O fracasso da campanha da Rússia incita os inimigos de Napoleão a aliar-se e a dar-lhe batalha. Em Leipzig, na chamada Batalha das Nações, em 1813, as tropas francesas são derrotadas pelos austro-russos. "Só o general Bonaparte pode agora salvar o imperador Napoleão", diz ele próprio. Mas engana-se. Pouco depois, 600 000 russos, alemães e ingleses invadem a França e, em Março de 1814, entram em Paris. Ao saber que José capitulou ante os generais inimigos, comenta "Que cobardia!", e acrescenta "Desde que eu não esteja, só fazem disparates." Abandonado pelos seus marechais, vê-se obrigado a abdicar e é desterrado para a ilha de Elba. A grande aventura parecia ter chegado ao fim.
Napoleão cai e Luís XVIII restaura a dinastia bourbónica. As dissensões surgidas no interior do país levam-no a regressar a França. No dia 20 de Março de 1815 entra triunfalmente em Paris. Confrontadas novamente com os exércitos aliados (Grã-Bretanha, Áustria e Prússia), são as forças napoleónicas definitivamente derrotadas em Waterloo pelo general Wellington, em 18 de Junho de 1815. O imperador entrega-se aos Ingleses e é por estes deportado para Santa Helena, uma pequena ilha perdida no Atlântico sul, "para lá de África", como dizem os seus carcereiros. Ali, sozinho com as suas reflexões, dirá: "O infortúnio também encerra glória e heroísmo. Se tivesse morrido no trono, com a auréola da onipotência, a minha história ficaria incompleta para muita gente.
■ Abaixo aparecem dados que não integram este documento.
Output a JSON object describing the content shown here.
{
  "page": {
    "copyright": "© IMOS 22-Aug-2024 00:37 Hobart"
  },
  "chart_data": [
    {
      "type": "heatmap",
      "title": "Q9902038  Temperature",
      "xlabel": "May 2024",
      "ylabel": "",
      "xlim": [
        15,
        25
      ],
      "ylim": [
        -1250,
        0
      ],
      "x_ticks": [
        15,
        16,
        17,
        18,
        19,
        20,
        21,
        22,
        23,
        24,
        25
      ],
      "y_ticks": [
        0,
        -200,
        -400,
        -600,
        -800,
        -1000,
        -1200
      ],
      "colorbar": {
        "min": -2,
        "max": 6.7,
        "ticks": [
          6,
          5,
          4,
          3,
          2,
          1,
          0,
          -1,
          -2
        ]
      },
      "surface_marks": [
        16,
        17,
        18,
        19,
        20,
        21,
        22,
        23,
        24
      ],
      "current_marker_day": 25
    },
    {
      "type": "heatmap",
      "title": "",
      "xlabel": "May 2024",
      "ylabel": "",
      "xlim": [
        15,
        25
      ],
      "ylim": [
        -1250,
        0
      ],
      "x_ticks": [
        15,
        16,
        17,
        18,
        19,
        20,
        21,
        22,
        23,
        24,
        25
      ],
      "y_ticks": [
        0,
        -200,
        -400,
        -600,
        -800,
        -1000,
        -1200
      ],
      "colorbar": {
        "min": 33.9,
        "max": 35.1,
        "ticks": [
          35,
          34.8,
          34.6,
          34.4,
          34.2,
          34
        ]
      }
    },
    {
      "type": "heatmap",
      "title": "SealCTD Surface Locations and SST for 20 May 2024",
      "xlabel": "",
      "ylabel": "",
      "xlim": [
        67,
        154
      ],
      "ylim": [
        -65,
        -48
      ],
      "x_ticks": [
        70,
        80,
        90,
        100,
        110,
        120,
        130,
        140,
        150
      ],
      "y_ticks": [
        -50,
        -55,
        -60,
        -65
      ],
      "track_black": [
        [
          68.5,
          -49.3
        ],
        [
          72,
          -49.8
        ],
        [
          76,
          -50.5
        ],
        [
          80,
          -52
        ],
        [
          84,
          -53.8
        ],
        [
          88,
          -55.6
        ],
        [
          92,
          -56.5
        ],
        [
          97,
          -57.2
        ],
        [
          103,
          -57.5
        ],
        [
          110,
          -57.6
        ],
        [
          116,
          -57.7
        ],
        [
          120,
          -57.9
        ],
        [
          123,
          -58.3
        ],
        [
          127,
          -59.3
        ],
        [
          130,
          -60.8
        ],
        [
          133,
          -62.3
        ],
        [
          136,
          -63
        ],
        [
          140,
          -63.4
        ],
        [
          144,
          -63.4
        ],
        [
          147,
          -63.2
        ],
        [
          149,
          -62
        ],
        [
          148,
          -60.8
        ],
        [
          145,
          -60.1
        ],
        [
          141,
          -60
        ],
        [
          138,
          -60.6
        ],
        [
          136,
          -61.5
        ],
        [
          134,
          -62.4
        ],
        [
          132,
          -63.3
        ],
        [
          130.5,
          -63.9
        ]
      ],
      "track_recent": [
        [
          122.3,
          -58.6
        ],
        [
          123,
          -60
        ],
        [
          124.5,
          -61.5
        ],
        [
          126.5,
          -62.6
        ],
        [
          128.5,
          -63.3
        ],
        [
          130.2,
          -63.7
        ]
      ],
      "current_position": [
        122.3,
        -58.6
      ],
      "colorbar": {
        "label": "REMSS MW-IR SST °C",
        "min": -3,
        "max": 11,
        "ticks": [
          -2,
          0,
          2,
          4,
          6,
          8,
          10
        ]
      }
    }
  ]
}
Hoje, mercê da desgraça, posso ser julgado por aquilo que realmente sou.".
Em 5 de Maio de 1821, com uma violenta tempestade assolando a ilha, Napoleão morre, segundo a opinião do médico que o assistiu, não de um cancro no estômago, como seu pai, mas de uma úlcera provocada por uma má dieta e, sobretudo, pela ansiedade. Um antigo companheiro de armas envolve-o no capote que usou na Batalha de Marengo.